Ramadan Fasting In Times Of COVID-19 Lockdown In Northern Nigeria

Feature Article Ramadan Fasting In Times Of COVID-19 Lockdown In Northern Nigeria
MAY 20, 2020 LISTEN

Nobody knows maybe the 1441 AH which is equivalent to the 2020 Gregorian calendar is the last Ramadan that some of us will witness in their life. Not all of us will live long to see 2021. Should this be our last Ramadan, we pray to Almighty Allah to accept it from us.

It pains the 1.8 billion Muslims across the world to fast the holy month of Ramadan with almost all the mosques in all counties shut down from performing the congregational prayers because of the scourge of coronavirus pandemic. We welcomed the 2020 glorious month of Ramadan in abnormal and sad circumstances that forbid us from congregating in the mosque to worship Allah, our Lord and sustainer with whose permit we exist.

"Public health measures that require social distancing are at odds with Iftar, the nightly breaking of the fast and the usual mosque gatherings with the community." Congregational prayers and mosques are to a Muslim what good health is to a living organism. Without a mosque, the life of a Muslim is severed and incomplete.

Muslims in northern Nigeria fast the 2020 Ramadan under the most hardest condition. In the north-east, government has intensified the war against Boko Haram with heavy aerial bombardments and ground attacks. The military offensive has disrupted normal life in the affected areas. In the north western States of Katsina, Kaduna and Sokoto, and Plateau north in plateau state, north central Nigeria, soulles bandits have made lives of unsuspecting inhabitants of some towns unbearable by extortion of food items, rape, abduction, arson and reckless murder.

The hardship, the outbreak of Covid-19 and the intolerable heat weather in a fasting period have caused the massive death of mostly aged people, wide spread hunger, despondency and anxiety among the people. We never experienced this hardship in the past.

The substantial chunks of Muslim families in the north are poor daily wage earners who live from hand to mouth. The agonizing condition under which our people fast this year is unprecedented. You imagine how can a fasting daily wage earner, who has no stable and sustainable income, cope with life under lockdown.

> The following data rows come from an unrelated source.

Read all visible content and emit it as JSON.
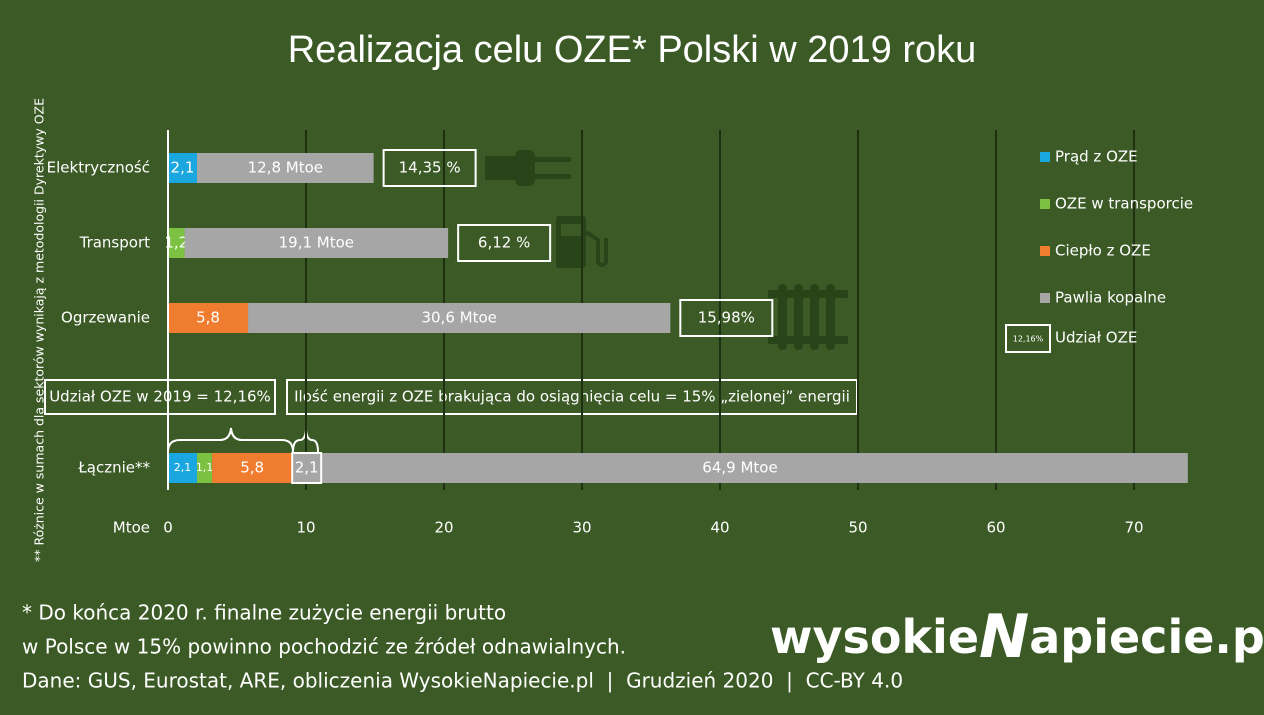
{
  "chart_data": {
    "type": "stacked-bar-horizontal",
    "title": "Realizacja celu OZE* Polski w 2019 roku",
    "categories": [
      "Elektryczność",
      "Transport",
      "Ogrzewanie",
      "Łącznie**"
    ],
    "series": [
      {
        "name": "Prąd z OZE",
        "color": "#1aa7e0",
        "values": [
          2.1,
          null,
          null,
          2.1
        ],
        "value_labels": [
          "2,1",
          null,
          null,
          "2,1"
        ]
      },
      {
        "name": "OZE w transporcie",
        "color": "#7dc143",
        "values": [
          null,
          1.2,
          null,
          1.1
        ],
        "value_labels": [
          null,
          "1,2",
          null,
          "1,1"
        ]
      },
      {
        "name": "Ciepło z OZE",
        "color": "#f07c30",
        "values": [
          null,
          null,
          5.8,
          5.8
        ],
        "value_labels": [
          null,
          null,
          "5,8",
          "5,8"
        ]
      },
      {
        "name": "Pawlia kopalne",
        "color": "#a6a6a6",
        "values": [
          12.8,
          19.1,
          30.6,
          64.9
        ],
        "value_labels": [
          "12,8 Mtoe",
          "19,1 Mtoe",
          "30,6 Mtoe",
          "64,9 Mtoe"
        ]
      }
    ],
    "shares": [
      "14,35 %",
      "6,12 %",
      "15,98%"
    ],
    "shortfall": {
      "value": 2.1,
      "label": "2,1"
    },
    "share_legend": {
      "sample": "12,16%",
      "name": "Udział OZE"
    },
    "annotations": [
      "Udział OZE w 2019 = 12,16%",
      "Ilość energii z OZE brakująca do osiągnięcia celu = 15% „zielonej” energii"
    ],
    "x_label": "Mtoe",
    "xlim": [
      0,
      75
    ],
    "xticks": [
      0,
      10,
      20,
      30,
      40,
      50,
      60,
      70
    ],
    "grid": true,
    "side_note": "** Różnice w sumach dla sektorów wynikają z metodologii Dyrektywy OZE"
  },
  "footer": {
    "notes": [
      "* Do końca 2020 r. finalne zużycie energii brutto",
      "w Polsce w 15% powinno pochodzić ze źródeł odnawialnych.",
      "Dane: GUS, Eurostat, ARE, obliczenia WysokieNapiecie.pl  |  Grudzień 2020  |  CC-BY 4.0"
    ],
    "logo": [
      "wysokie",
      "N",
      "apiecie.pl"
    ]
  }
}
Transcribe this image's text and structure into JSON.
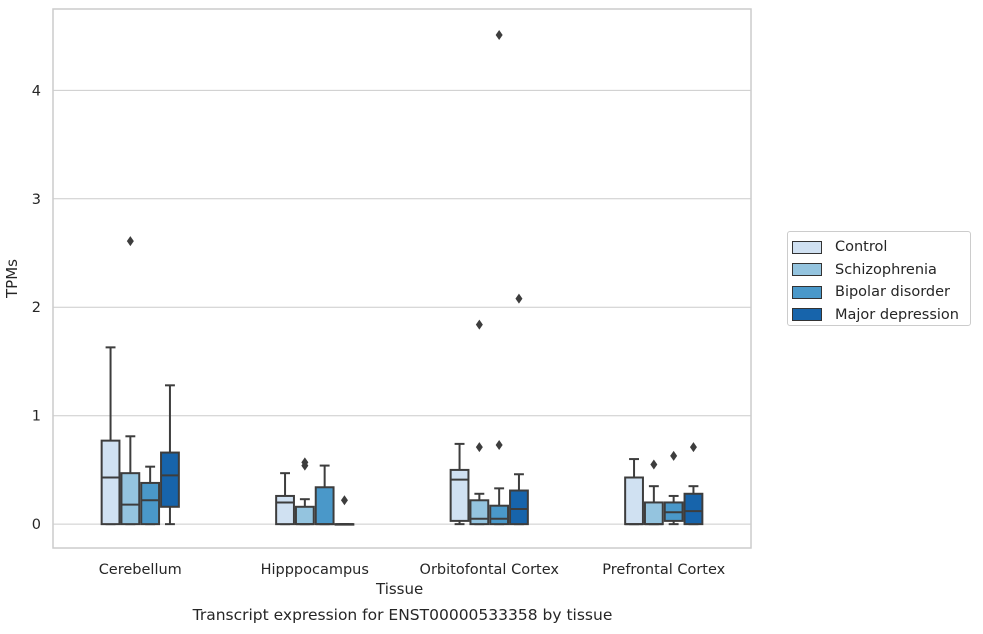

The S.A to the president on Special Investment Program (SIP) Sama'ila Ahmed told the BBC that the program could capture and cater for a paltry 2.9 million individuals and poor households in the country. He however gave the number of Nigerians who need such help to a whopping 86 million people. The National Bureau of Statics (NBS) later corroborates Ahmed's statement in its report about poverty and inequality from September 2018 to October 2019. It reported that 40% which represents a little above 82 million Nigerians live on less than $1 (N381) a day. Majority of this number lives in Muslims populated States in the North.

There is truth in the saying that there is a silver lining in the COVID-19 lockdown. To some people, even though they are few in number, fasting under lockdown opens a peak productive window for them. In other words, it accords them with a quality time to work from home and focus on useful things in life.

The lockdown provides few people with ample time and opportunity to do a lot of self-reflection, read, memorize, and reflect on the verses of the Qur'an. They enjoy peace and seclusion in times of economic doldrums.

Today is the 27th day of Ramadan. We have 2 or 3 days at most to complete 29 or 30 days of fasting. May Allah accept our act of sincere prayer and worship. May we also witness next Ramadan in robust health, Iman, peace and with good sustainance.